When you’re having sex, he’s started talking dirty, really dirty. And you wonder if his mother knows how filthy his mouth is. He tries to drag you into a sex shop while you’re out shopping when all you were trying to find was asparagus. You’re trying to create a home and it seems he’s trying to design a dungeon.

Don’t panic. Sometimes guys get ideas in their head. Or they might have even had those ideas for a very long time. And now they just are feeling safe and comfortable enough to share them with you. Now, that doesn’t help much if your idea of a sexy night in is a gentle massage, followed by some nice love making and then lying in each other’s arms cuddling until you fall asleep. You may find that it’s time to talk.

Sex talk

Talking about sex, desires, and needs can be a little bit uncomfortable at the best of times. If you’re not used to talking about it, you can be mortifyingly embarrassed. But if you’re already exchanging bodily fluids and rubbing your body parts together, perhaps it’s time to get over your hang-ups and open up a little bit. If you don’t, you may just find that one of you starts to search elsewhere to get your needs met and that’s probably not the outcome either of you are hoping for.

If you don’t feel that you can simply start a conversation over dinner or when you’re having some time to hang out together, you could always turn it into a little game. ‘I’ll tell you mine if you tell me yours’ is a fun way to start opening up about sexual fantasies. He may even surprise and excite him with some of yours. The important thing is that you can then start to explore ways to meet each other’s needs and have fun doing it.

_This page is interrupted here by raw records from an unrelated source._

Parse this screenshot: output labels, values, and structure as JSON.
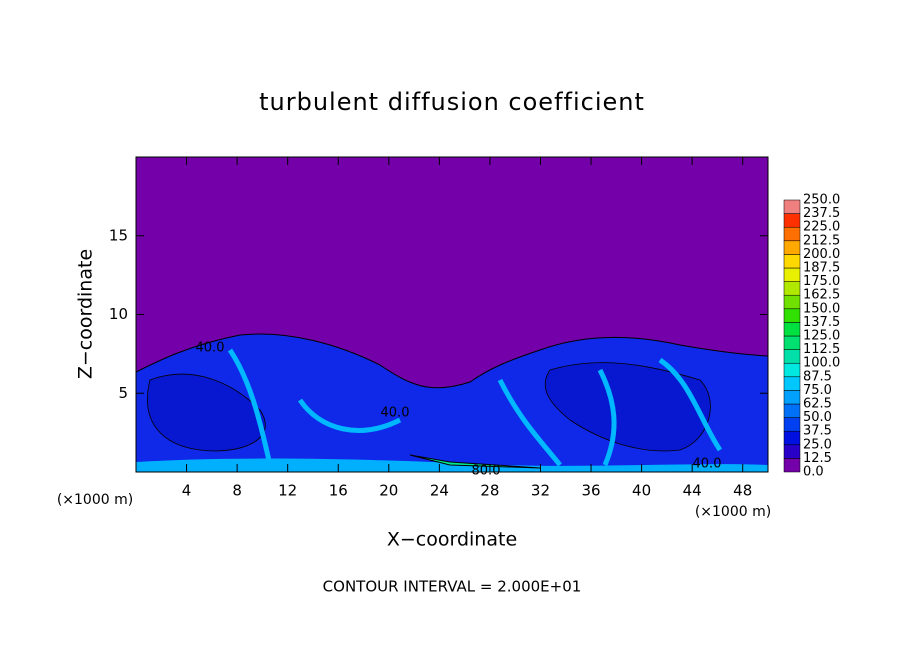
{
  "chart_data": {
    "type": "contour",
    "title": "turbulent diffusion coefficient",
    "x_label": "X−coordinate",
    "y_label": "Z−coordinate",
    "x_unit_label": "(×1000 m)",
    "x_unit_label_right": "(×1000 m)",
    "footer": "CONTOUR INTERVAL = 2.000E+01",
    "xlim": [
      0,
      50
    ],
    "ylim": [
      0,
      20
    ],
    "xticks": [
      4,
      8,
      12,
      16,
      20,
      24,
      28,
      32,
      36,
      40,
      44,
      48
    ],
    "yticks": [
      5,
      10,
      15
    ],
    "contour_labels": [
      "40.0",
      "40.0",
      "80.0",
      "40.0"
    ],
    "colorbar": {
      "levels": [
        {
          "value": 0,
          "label": "0.0"
        },
        {
          "value": 12.5,
          "label": "12.5"
        },
        {
          "value": 25,
          "label": "25.0"
        },
        {
          "value": 37.5,
          "label": "37.5"
        },
        {
          "value": 50,
          "label": "50.0"
        },
        {
          "value": 62.5,
          "label": "62.5"
        },
        {
          "value": 75,
          "label": "75.0"
        },
        {
          "value": 87.5,
          "label": "87.5"
        },
        {
          "value": 100,
          "label": "100.0"
        },
        {
          "value": 112.5,
          "label": "112.5"
        },
        {
          "value": 125,
          "label": "125.0"
        },
        {
          "value": 137.5,
          "label": "137.5"
        },
        {
          "value": 150,
          "label": "150.0"
        },
        {
          "value": 162.5,
          "label": "162.5"
        },
        {
          "value": 175,
          "label": "175.0"
        },
        {
          "value": 187.5,
          "label": "187.5"
        },
        {
          "value": 200,
          "label": "200.0"
        },
        {
          "value": 212.5,
          "label": "212.5"
        },
        {
          "value": 225,
          "label": "225.0"
        },
        {
          "value": 237.5,
          "label": "237.5"
        },
        {
          "value": 250,
          "label": "250.0"
        }
      ],
      "colors": [
        "#7300a8",
        "#2800c8",
        "#0010e0",
        "#0040f0",
        "#0070f8",
        "#00a0ff",
        "#00c8ff",
        "#00e8e0",
        "#00e0a8",
        "#00e070",
        "#00e040",
        "#30e000",
        "#70e000",
        "#b0e800",
        "#e8f000",
        "#ffd800",
        "#ffa800",
        "#ff7000",
        "#ff3000",
        "#f08080"
      ]
    }
  }
}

Be willing to try new things

Trust and a willingness to try new things is key when learning about each other and your sexual needs. If you don’t try it, how do you know you don’t like it? So, if his idea of a really hot romp includes bondage, why not compromise and find a way to see if you could make it work for you. Maybe you could suggest tying him up to see how you feel about that sort of power exchange in your sex lives. Or, if that really isn’t going to work for him, maybe you could role play instead of using real bondage tools. Holding onto the headboard and promising not to let go could turn out to be fun for both of you, especially if part of the agreement included ensuring that you get a great orgasm.

If cuddling is your thing, then make sure that he knows that you need that and want it. And, even better, that it turns you on. He may be kinky, but ultimately, he also wants you to be horny and relaxed in the bedroom. You never know. Once you hear his fantasies, you may just discover that there’s a bit of freak inside you that you never even knew about.